Clause 197. A method for storing a bitstream of a video, comprising: determining, that a DBV mode is used in at least one of: an inter slice, a single tree, or camera captured video content; generating the bitstream based on the DBV mode; and storing the bitstream in a non-transitory computer-readable recording medium.

Example Device

FIG. 26 illustrates a block diagram of a computing device 2600 in which various embodiments of the present disclosure can be implemented.
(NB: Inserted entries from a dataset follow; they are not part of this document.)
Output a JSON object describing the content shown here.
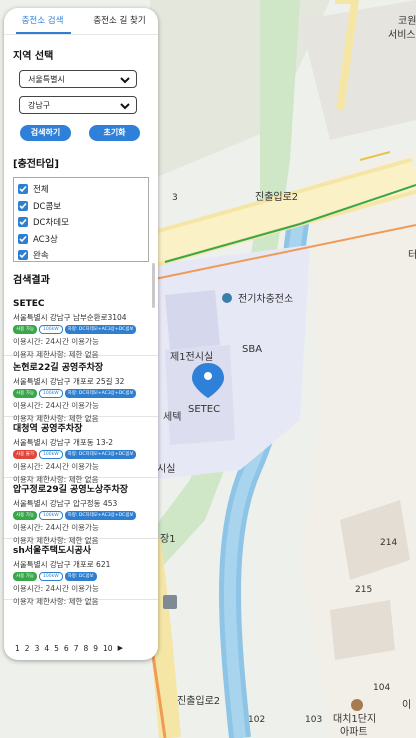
{
  "tabs": [
    "충전소 검색",
    "충전소 길 찾기"
  ],
  "region": {
    "title": "지역 선택",
    "city": "서울특별시",
    "district": "강남구",
    "search_label": "검색하기",
    "reset_label": "초기화"
  },
  "charger_type": {
    "title": "[충전타입]",
    "options": [
      "전체",
      "DC콤보",
      "DC차데모",
      "AC3상",
      "완속"
    ]
  },
  "results_title": "검색결과",
  "results": [
    {
      "name": "SETEC",
      "address": "서울특별시 강남구 남부순환로3104",
      "status": "사용 가능",
      "status_ok": true,
      "speed": "100kW",
      "types": "차량: DC차데모+AC3상+DC콤보",
      "hours": "이용시간: 24시간 이용가능",
      "limit": "이용자 제한사항: 제한 없음"
    },
    {
      "name": "논현로22길 공영주차장",
      "address": "서울특별시 강남구 개포로 25길 32",
      "status": "사용 가능",
      "status_ok": true,
      "speed": "100kW",
      "types": "차량: DC차데모+AC3상+DC콤보",
      "hours": "이용시간: 24시간 이용가능",
      "limit": "이용자 제한사항: 제한 없음"
    },
    {
      "name": "대청역 공영주차장",
      "address": "서울특별시 강남구 개포동 13-2",
      "status": "사용 불가",
      "status_ok": false,
      "speed": "100kW",
      "types": "차량: DC차데모+AC3상+DC콤보",
      "hours": "이용시간: 24시간 이용가능",
      "limit": "이용자 제한사항: 제한 없음"
    },
    {
      "name": "압구정로29길 공영노상주차장",
      "address": "서울특별시 강남구 압구정동 453",
      "status": "사용 가능",
      "status_ok": true,
      "speed": "100kW",
      "types": "차량: DC차데모+AC3상+DC콤보",
      "hours": "이용시간: 24시간 이용가능",
      "limit": "이용자 제한사항: 제한 없음"
    },
    {
      "name": "sh서울주택도시공사",
      "address": "서울특별시 강남구 개포로 621",
      "status": "사용 가능",
      "status_ok": true,
      "speed": "100kW",
      "types": "차량: DC콤보",
      "hours": "이용시간: 24시간 이용가능",
      "limit": "이용자 제한사항: 제한 없음"
    }
  ],
  "pager": {
    "pages": [
      "1",
      "2",
      "3",
      "4",
      "5",
      "6",
      "7",
      "8",
      "9",
      "10"
    ],
    "next": "▶"
  },
  "map_labels": {
    "apt1": "코원에너",
    "apt2": "서비스",
    "road1": "진출입로2",
    "road2": "진출입로2",
    "station": "전기차충전소",
    "sba": "SBA",
    "building1": "제1전시실",
    "setec": "SETEC",
    "exhibit": "세텍",
    "exhibit2": "시실",
    "parking": "장1",
    "n3": "3",
    "n214": "214",
    "n215": "215",
    "n102": "102",
    "n103": "103",
    "n104": "104",
    "apt3": "대치1단지",
    "apt4": "아파트",
    "t1": "터",
    "t2": "이"
  },
  "colors": {
    "accent": "#2f7fd1",
    "ok": "#3aa64a",
    "no": "#e0443a"
  }
}
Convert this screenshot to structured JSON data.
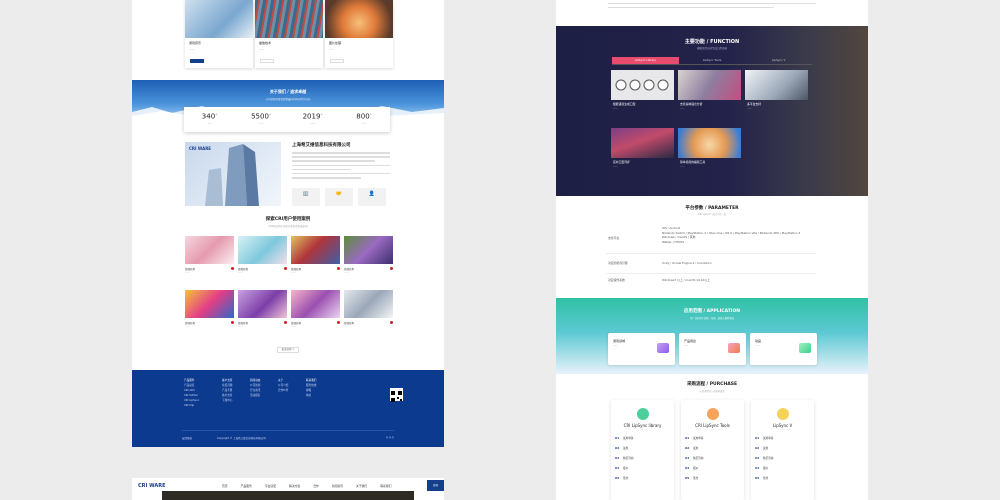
{
  "left": {
    "features": [
      {
        "title": "游戏音乐",
        "desc": "——",
        "button": "——"
      },
      {
        "title": "播放技术",
        "desc": "——",
        "button": "——"
      },
      {
        "title": "图片处理",
        "desc": "——",
        "button": "——"
      }
    ],
    "about": {
      "title": "关于我们 / 追求卓越",
      "subtitle": "以为游戏开发者提供最好的中间件为己任",
      "stats": [
        {
          "num": "340",
          "sup": "+",
          "label": "——"
        },
        {
          "num": "5500",
          "sup": "+",
          "label": "——"
        },
        {
          "num": "2019",
          "sup": "+",
          "label": "——"
        },
        {
          "num": "800",
          "sup": "+",
          "label": "——"
        }
      ]
    },
    "company": {
      "logo": "CRI WARE",
      "name": "上海希艾维信息科技有限公司",
      "icons": [
        "🏢",
        "🤝",
        "👤"
      ]
    },
    "cases": {
      "title": "探索CRI用户使用案例",
      "subtitle": "CRI中间件在全球众多游戏中被采用",
      "items": [
        {
          "title": "游戏名称",
          "sub": "——"
        },
        {
          "title": "游戏名称",
          "sub": "——"
        },
        {
          "title": "游戏名称",
          "sub": "——"
        },
        {
          "title": "游戏名称",
          "sub": "——"
        },
        {
          "title": "游戏名称",
          "sub": "——"
        },
        {
          "title": "游戏名称",
          "sub": "——"
        },
        {
          "title": "游戏名称",
          "sub": "——"
        },
        {
          "title": "游戏名称",
          "sub": "——"
        }
      ],
      "more": "更多案例 >"
    },
    "footer": {
      "cols": [
        {
          "head": "产品服务",
          "items": [
            "产品总览",
            "CRI ADX",
            "CRI Sofdec",
            "CRI LipSync",
            "CRI Clip"
          ]
        },
        {
          "head": "客户支持",
          "items": [
            "常见问题",
            "产品手册",
            "技术支持",
            "下载中心"
          ]
        },
        {
          "head": "新闻动态",
          "items": [
            "公司新闻",
            "行业资讯",
            "活动报名"
          ]
        },
        {
          "head": "关于",
          "items": [
            "公司介绍",
            "合作伙伴"
          ]
        },
        {
          "head": "联系我们",
          "items": [
            "服务热线",
            "邮箱",
            "地址"
          ]
        }
      ],
      "bottom_left": "友情链接",
      "bottom_right": "Copyright © 上海希艾维信息科技有限公司"
    },
    "nav2": {
      "logo": "CRI WARE",
      "items": [
        "首页",
        "产品服务",
        "平台适配",
        "解决方案",
        "合作",
        "新闻资讯",
        "关于我们",
        "联系我们"
      ],
      "cta": "咨询"
    }
  },
  "right": {
    "function": {
      "title": "主要功能 / FUNCTION",
      "subtitle": "根据语音自动生成口型动画",
      "tabs": [
        "LipSync Library",
        "LipSync Tools",
        "LipSync V"
      ],
      "tiles": [
        {
          "title": "根据语音生成口型",
          "desc": "——"
        },
        {
          "title": "支持多种语言分析",
          "desc": "——"
        },
        {
          "title": "多平台支持",
          "desc": "——"
        },
        {
          "title": "实时口型同步",
          "desc": "——"
        },
        {
          "title": "简单易用的编辑工具",
          "desc": "——"
        }
      ]
    },
    "parameter": {
      "title": "平台参数 / PARAMETER",
      "subtitle": "CRI LipSync 支持平台一览",
      "rows": [
        {
          "k": "支持平台",
          "v": "iOS / Android\nNintendo Switch / PlayStation 4 / Xbox One / Wii U / PlayStation Vita / Nintendo 3DS / PlayStation 3\nWindows / macOS / 其他\nWebGL / HTML5"
        },
        {
          "k": "对应的游戏引擎",
          "v": "Unity / Unreal Engine 4 / Cocos2d-x"
        },
        {
          "k": "对应操作系统",
          "v": "Windows7 以上 / macOS 10.12以上"
        }
      ]
    },
    "application": {
      "title": "应用范围 / APPLICATION",
      "subtitle": "可广泛应用于游戏、动画、虚拟主播等领域",
      "cards": [
        {
          "title": "游戏领域",
          "desc": "——"
        },
        {
          "title": "产品用途",
          "desc": "——"
        },
        {
          "title": "动画",
          "desc": "——"
        }
      ]
    },
    "purchase": {
      "title": "采购流程 / PURCHASE",
      "subtitle": "从咨询到导入的简单流程",
      "cards": [
        {
          "name": "CRI LipSync library",
          "sub": "——",
          "steps": [
            "试用申请",
            "试用",
            "购买咨询",
            "报价",
            "签约"
          ]
        },
        {
          "name": "CRI LipSync Tools",
          "sub": "——",
          "steps": [
            "试用申请",
            "试用",
            "购买咨询",
            "报价",
            "签约"
          ]
        },
        {
          "name": "LipSync V",
          "sub": "——",
          "steps": [
            "试用申请",
            "试用",
            "购买咨询",
            "报价",
            "签约"
          ]
        }
      ]
    }
  }
}
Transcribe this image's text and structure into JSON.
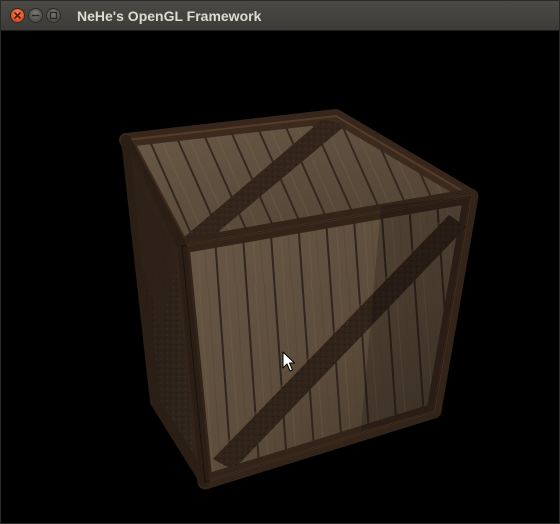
{
  "window": {
    "title": "NeHe's OpenGL Framework"
  },
  "controls": {
    "close_icon": "close-icon",
    "minimize_icon": "minimize-icon",
    "maximize_icon": "maximize-icon"
  },
  "scene": {
    "object": "wooden crate",
    "background_color": "#000000",
    "wood_color": "#5c4c3c",
    "metal_band_color": "#3a2a20"
  }
}
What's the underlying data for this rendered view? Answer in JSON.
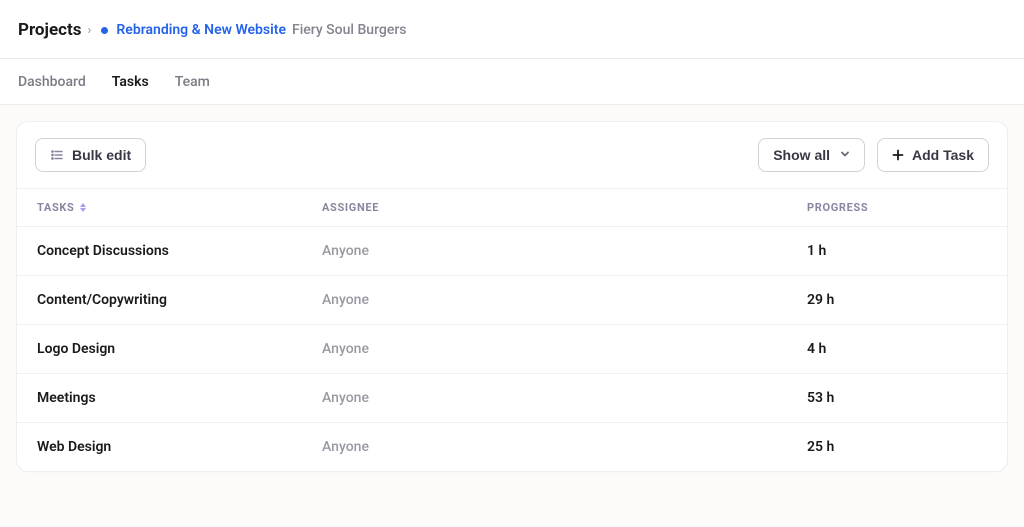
{
  "breadcrumb": {
    "root": "Projects",
    "project_name": "Rebranding & New Website",
    "client_name": "Fiery Soul Burgers",
    "status_color": "#2563eb"
  },
  "tabs": [
    {
      "label": "Dashboard",
      "active": false
    },
    {
      "label": "Tasks",
      "active": true
    },
    {
      "label": "Team",
      "active": false
    }
  ],
  "toolbar": {
    "bulk_edit_label": "Bulk edit",
    "show_all_label": "Show all",
    "add_task_label": "Add Task"
  },
  "table": {
    "columns": {
      "tasks": "Tasks",
      "assignee": "Assignee",
      "progress": "Progress"
    },
    "rows": [
      {
        "name": "Concept Discussions",
        "assignee": "Anyone",
        "progress": "1 h"
      },
      {
        "name": "Content/Copywriting",
        "assignee": "Anyone",
        "progress": "29 h"
      },
      {
        "name": "Logo Design",
        "assignee": "Anyone",
        "progress": "4 h"
      },
      {
        "name": "Meetings",
        "assignee": "Anyone",
        "progress": "53 h"
      },
      {
        "name": "Web Design",
        "assignee": "Anyone",
        "progress": "25 h"
      }
    ]
  }
}
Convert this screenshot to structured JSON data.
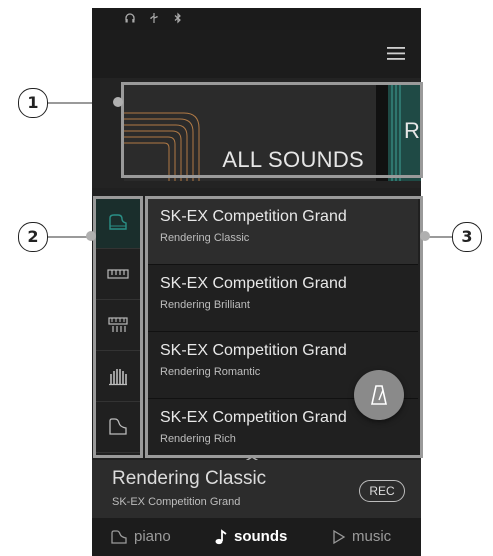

The computing device 2600 may be implemented as or included in the source device 110 (or the video encoder 114 or 200) or the destination device 120 (or the video decoder 124 or 300).

It would be appreciated that the computing device 2600 shown in FIG. 26 is merely for purpose of illustration, without suggesting any limitation to the functions and scopes of the embodiments of the present disclosure in any manner.

As shown in FIG. 26, the computing device 2600 includes a general-purpose computing device 2600. The computing device 2600 may at least comprise one or more processors or processing units 2610, a memory 2620, a storage unit 2630, one or more communication units 2640, one or more input devices 2650, and one or more output devices 2660.

In some embodiments, the computing device 2600 may be implemented as any user terminal or server terminal having the computing capability. The server terminal may be a server, a large-scale computing device or the like that is provided by a service provider. The user terminal may for example be any type of mobile terminal, fixed terminal, or portable terminal, including a mobile phone, station, unit, device, multimedia computer, multimedia tablet, Internet node, communicator, desktop computer, laptop computer, notebook computer, netbook computer, tablet computer, personal communication system (PCS) device, personal navigation device, personal digital assistant (PDA), audio/video player, digital camera/video camera, positioning device, television receiver, radio broadcast receiver, E-book device, gaming device, or any combination thereof, including the accessories and peripherals of these devices, or any combination thereof. It would be contemplated that the computing device 2600 can support any type of interface to a user (such as “wearable” circuitry and the like).

The processing unit 2610 may be a physical or virtual processor and can implement various processes based on programs stored in the memory 2620. In a multi-processor system, multiple processing units execute computer executable instructions in parallel so as to improve the parallel processing capability of the computing device 2600. The processing unit 2610 may also be referred to as a central processing unit (CPU), a microprocessor, a controller or a microcontroller.

The computing device 2600 typically includes various computer storage medium. Such medium can be any medium accessible by the computing device 2600, including, but not limited to, volatile and non-volatile medium, or detachable and non-detachable medium. The memory 2620 can be a volatile memory (for example, a register, cache, Random Access Memory (RAM)), a non-volatile memory (such as a Read-Only Memory (ROM), Electrically Erasable Programmable Read-Only Memory (EEPROM), or a flash memory), or any combination thereof. The storage unit 2630 may be any detachable or non-detachable medium and may include a machine-readable medium such as a memory, flash memory drive, magnetic disk or another other media, which can be used for storing information and/or data and can be accessed in the computing device 2600.

The computing device 2600 may further include additional detachable/non-detachable, volatile/non-volatile memory medium. Although not shown in FIG. 26, it is possible to provide a magnetic disk drive for reading from and/or writing into a detachable and non-volatile magnetic disk and an optical disk drive for reading from and/or writing into a detachable non-volatile optical disk. In such cases, each drive may be connected to a bus (not shown) via one or more data medium interfaces.

The communication unit 2640 communicates with a further computing device via the communication medium. In addition, the functions of the components in the computing device 2600 can be implemented by a single computing cluster or multiple computing machines that can communicate via communication connections. Therefore, the computing device 2600 can operate in a networked environment using a logical connection with one or more other servers, networked personal computers (PCs) or further general network nodes.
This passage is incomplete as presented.